Finalement, Jay Powell n’a pas trop le choix. Il doit évoquer le tapering mais en retardant l’échéance, il prend le risque de se faire rattraper par un, deux ou trois sujets: le COVID et d’éventuels reconfinements, le marché de l’emploi qui peinerait à poursuivre sur sa lancée et la croissance qui ralentirait. Il y a donc une fenêtre de tir étroite entre Jackson Hole et le prochain FOMC du 22 septembre. Il est préférable que la Fed mette en place le tapering, quitte à faire machine arrière dans quelques mois en cas de problème. Si elle donne du temps au temps, elle risque d’être prise au piège.

L’inflation n’est plus un sujet majeur de préoccupation et ce n’est pas elle qui va provoquer une tension sur les taux longs US.
Impact sur les taux longs

Quelle que soit l’issue du scénario, nous ne voyons pas les taux longs remonter brutalement. Le tapering est déjà dans les prix à raison de 15 milliards par mois pendant 8 mois. Premier point: l’inflation n’est plus un sujet majeur de préoccupation et ce n’est pas elle qui va provoquer une tension sur les taux longs US. Si le scénario central de la Fed se matérialise, avec un COVID «not controlled but contained», le 10 ans pourrait naviguer entre 1,25% et 1,50%. Si jamais l’un de nos trois sujets de préoccupation venait à se matérialiser, les taux longs baisseraient. Comble de l’ironie, ils baisseraient sans doute encore plus si la Fed ne tenait pas compte de ces signaux d’alarme en démarrant un tapering à contre temps. 

A 1,30%, il semble toujours urgent de ne rien faire sur le 10 ans US. Nous sommes en zone neutre et les taux longs peuvent basculer d’une trentaine de points d base d’un côté ou de l’autre.
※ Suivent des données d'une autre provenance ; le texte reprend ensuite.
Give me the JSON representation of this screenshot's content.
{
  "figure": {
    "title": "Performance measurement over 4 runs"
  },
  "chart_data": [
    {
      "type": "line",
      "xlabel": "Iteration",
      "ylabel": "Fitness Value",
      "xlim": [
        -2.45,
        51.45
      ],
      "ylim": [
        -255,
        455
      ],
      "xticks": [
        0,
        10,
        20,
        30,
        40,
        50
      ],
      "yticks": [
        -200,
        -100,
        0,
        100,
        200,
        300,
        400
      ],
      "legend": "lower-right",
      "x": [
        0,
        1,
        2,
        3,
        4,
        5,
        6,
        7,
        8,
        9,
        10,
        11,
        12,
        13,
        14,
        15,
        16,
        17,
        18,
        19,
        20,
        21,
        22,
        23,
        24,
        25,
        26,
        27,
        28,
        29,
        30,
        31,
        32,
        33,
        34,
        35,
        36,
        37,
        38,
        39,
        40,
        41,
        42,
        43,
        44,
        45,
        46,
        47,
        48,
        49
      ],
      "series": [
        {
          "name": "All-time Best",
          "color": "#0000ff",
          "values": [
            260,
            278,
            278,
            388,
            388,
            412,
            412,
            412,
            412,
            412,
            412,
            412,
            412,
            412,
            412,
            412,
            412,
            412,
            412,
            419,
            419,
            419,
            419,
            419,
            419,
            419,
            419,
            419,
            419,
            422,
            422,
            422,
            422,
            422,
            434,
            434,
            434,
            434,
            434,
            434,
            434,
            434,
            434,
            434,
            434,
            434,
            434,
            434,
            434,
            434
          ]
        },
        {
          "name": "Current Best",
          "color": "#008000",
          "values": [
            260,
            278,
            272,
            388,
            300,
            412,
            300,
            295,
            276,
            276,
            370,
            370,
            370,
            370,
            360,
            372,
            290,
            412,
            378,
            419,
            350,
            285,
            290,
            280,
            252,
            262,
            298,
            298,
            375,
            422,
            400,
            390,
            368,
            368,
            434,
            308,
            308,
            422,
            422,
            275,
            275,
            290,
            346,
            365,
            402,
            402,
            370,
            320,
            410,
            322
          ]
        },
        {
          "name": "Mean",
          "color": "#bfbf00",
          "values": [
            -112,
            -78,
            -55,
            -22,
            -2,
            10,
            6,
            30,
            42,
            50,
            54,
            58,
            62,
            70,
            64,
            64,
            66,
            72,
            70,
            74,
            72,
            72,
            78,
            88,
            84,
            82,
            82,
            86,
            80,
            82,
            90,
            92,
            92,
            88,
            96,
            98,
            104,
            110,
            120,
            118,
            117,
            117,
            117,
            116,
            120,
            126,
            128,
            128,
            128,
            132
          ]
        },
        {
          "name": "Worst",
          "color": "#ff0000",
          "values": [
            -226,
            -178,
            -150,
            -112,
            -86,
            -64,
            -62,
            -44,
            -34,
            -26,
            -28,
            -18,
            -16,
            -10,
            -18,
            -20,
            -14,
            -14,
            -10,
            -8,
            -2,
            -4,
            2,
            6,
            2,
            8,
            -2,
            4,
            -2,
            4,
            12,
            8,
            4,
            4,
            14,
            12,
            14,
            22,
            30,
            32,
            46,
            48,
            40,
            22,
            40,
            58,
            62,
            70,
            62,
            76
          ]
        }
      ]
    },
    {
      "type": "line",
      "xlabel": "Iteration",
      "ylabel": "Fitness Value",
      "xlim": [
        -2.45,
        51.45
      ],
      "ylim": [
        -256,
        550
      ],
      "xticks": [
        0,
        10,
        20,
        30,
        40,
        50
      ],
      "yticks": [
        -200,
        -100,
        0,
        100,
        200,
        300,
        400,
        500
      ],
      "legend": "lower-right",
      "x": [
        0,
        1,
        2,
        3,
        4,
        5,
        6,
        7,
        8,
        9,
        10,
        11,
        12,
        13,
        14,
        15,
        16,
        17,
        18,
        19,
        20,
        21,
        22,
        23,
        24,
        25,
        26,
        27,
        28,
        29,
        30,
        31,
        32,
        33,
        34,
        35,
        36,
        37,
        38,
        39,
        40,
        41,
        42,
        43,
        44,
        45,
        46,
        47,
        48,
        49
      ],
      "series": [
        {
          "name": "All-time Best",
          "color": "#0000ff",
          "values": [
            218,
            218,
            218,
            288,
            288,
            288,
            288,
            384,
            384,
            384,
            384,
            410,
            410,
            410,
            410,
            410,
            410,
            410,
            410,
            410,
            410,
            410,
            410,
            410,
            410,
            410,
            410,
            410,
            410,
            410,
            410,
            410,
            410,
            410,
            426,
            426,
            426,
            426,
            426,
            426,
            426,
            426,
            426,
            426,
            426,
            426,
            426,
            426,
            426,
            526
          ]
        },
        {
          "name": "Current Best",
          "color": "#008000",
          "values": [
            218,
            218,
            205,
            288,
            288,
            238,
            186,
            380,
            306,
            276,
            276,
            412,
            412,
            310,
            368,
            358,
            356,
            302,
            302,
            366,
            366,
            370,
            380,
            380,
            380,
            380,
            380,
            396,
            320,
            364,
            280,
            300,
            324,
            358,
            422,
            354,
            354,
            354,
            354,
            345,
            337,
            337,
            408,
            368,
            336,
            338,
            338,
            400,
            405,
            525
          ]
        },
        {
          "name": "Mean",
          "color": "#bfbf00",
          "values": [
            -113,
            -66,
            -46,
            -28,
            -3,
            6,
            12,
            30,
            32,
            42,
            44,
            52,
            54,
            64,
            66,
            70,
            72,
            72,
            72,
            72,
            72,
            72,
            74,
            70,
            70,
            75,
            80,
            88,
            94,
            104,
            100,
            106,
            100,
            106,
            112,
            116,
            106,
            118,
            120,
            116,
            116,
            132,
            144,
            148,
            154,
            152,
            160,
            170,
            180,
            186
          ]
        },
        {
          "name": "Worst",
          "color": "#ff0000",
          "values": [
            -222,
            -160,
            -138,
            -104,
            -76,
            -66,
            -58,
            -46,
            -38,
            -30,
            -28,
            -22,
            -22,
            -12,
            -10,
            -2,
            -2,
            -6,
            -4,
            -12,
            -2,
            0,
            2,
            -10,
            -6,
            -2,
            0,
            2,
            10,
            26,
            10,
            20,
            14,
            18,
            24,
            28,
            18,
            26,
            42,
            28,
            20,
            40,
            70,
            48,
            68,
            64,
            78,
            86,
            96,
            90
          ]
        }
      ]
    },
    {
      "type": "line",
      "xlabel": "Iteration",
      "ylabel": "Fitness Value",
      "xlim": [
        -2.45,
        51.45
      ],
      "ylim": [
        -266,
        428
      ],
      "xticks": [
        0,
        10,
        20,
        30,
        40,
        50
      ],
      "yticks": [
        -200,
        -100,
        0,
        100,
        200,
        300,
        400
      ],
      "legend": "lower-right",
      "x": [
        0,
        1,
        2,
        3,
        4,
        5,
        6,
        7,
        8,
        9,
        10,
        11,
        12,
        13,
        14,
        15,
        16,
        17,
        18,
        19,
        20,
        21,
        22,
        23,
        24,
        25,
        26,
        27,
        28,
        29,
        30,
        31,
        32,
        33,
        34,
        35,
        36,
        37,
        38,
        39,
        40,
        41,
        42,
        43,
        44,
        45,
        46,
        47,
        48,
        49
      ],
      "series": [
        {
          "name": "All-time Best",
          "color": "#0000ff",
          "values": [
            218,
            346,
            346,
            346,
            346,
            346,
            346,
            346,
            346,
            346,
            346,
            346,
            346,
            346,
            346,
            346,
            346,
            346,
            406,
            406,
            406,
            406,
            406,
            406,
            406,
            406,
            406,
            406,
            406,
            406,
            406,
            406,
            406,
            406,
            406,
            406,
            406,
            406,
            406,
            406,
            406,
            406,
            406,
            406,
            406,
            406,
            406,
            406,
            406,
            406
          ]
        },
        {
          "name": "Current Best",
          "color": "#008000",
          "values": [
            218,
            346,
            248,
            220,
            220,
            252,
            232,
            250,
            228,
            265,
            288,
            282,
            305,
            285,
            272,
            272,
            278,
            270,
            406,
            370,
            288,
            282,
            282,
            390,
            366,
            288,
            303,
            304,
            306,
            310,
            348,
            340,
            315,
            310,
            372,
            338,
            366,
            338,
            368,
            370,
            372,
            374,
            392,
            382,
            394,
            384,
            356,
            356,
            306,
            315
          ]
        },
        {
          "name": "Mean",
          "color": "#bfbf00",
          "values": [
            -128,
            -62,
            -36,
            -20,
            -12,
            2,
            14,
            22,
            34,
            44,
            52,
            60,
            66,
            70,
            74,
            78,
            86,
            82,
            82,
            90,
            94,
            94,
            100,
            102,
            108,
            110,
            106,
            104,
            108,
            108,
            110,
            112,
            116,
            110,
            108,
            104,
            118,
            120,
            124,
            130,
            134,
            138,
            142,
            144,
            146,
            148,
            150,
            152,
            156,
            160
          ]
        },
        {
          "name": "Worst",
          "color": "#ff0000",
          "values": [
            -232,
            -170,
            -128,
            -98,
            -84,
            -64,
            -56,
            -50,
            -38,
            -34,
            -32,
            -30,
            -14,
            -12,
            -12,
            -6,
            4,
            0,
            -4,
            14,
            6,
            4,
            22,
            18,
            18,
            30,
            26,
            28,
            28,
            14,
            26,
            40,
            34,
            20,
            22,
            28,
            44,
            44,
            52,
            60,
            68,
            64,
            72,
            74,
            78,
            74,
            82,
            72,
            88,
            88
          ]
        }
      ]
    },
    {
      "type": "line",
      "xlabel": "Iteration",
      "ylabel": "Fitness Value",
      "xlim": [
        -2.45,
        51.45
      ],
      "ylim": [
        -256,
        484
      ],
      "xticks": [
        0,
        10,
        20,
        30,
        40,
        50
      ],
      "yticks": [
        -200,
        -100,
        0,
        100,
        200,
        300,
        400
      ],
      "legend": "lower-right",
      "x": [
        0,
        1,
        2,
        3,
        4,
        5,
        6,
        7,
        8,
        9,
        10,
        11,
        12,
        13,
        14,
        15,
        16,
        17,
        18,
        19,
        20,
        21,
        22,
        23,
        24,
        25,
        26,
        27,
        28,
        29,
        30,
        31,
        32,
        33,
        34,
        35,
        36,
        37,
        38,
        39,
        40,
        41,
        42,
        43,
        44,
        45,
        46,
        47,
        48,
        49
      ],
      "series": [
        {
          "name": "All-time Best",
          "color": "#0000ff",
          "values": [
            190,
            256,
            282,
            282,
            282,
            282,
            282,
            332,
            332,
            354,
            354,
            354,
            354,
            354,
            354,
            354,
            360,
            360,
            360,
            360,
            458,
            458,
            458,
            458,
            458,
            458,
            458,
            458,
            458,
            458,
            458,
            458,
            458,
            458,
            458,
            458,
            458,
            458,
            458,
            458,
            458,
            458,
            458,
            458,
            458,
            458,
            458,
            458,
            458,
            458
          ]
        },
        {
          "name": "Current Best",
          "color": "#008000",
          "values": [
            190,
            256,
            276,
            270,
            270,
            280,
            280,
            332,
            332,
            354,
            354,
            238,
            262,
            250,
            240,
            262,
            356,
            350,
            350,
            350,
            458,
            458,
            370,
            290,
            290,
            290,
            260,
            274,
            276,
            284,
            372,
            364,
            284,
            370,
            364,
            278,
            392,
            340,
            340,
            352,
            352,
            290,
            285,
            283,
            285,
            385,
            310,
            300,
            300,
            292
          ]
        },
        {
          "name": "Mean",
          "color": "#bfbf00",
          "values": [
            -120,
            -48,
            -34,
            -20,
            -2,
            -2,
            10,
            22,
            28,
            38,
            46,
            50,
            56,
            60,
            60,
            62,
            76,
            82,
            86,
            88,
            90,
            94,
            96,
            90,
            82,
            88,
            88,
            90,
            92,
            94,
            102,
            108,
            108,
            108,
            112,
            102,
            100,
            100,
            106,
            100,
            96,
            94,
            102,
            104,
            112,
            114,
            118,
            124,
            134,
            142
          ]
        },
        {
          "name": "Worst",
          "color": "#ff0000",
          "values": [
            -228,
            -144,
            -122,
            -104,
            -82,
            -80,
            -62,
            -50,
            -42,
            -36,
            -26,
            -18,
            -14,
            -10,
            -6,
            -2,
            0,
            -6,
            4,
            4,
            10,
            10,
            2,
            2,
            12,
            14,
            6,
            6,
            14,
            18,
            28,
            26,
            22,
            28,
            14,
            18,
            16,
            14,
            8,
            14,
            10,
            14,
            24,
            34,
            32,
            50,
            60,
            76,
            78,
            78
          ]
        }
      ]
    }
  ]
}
Avec une duration proche de 4,5, notre portefeuille en US dollars ne prend donc pas de positionnements extrêmes. Par conviction mais également par souci de respecter sa philosophie d’investissement axée sur une volatilité maîtrisée. Toutefois, si nous devions nous prêter au jeu purement théorique consistant à nous classer parmi les «bulls» ou «bears», nous serions tentés de faire partie des «bulls». Nous venons d’exprimer trois sujets de préoccupation qui pourraient envoyer le 10 ans vers 1%. Il suffirait que l’un des trois se concrétise pour assister à une détente des taux longs américains alors que la plupart des banques d’investissements nous incitent à nous protéger contre une remontée du 10 ans vers 1,8% voire au-delà.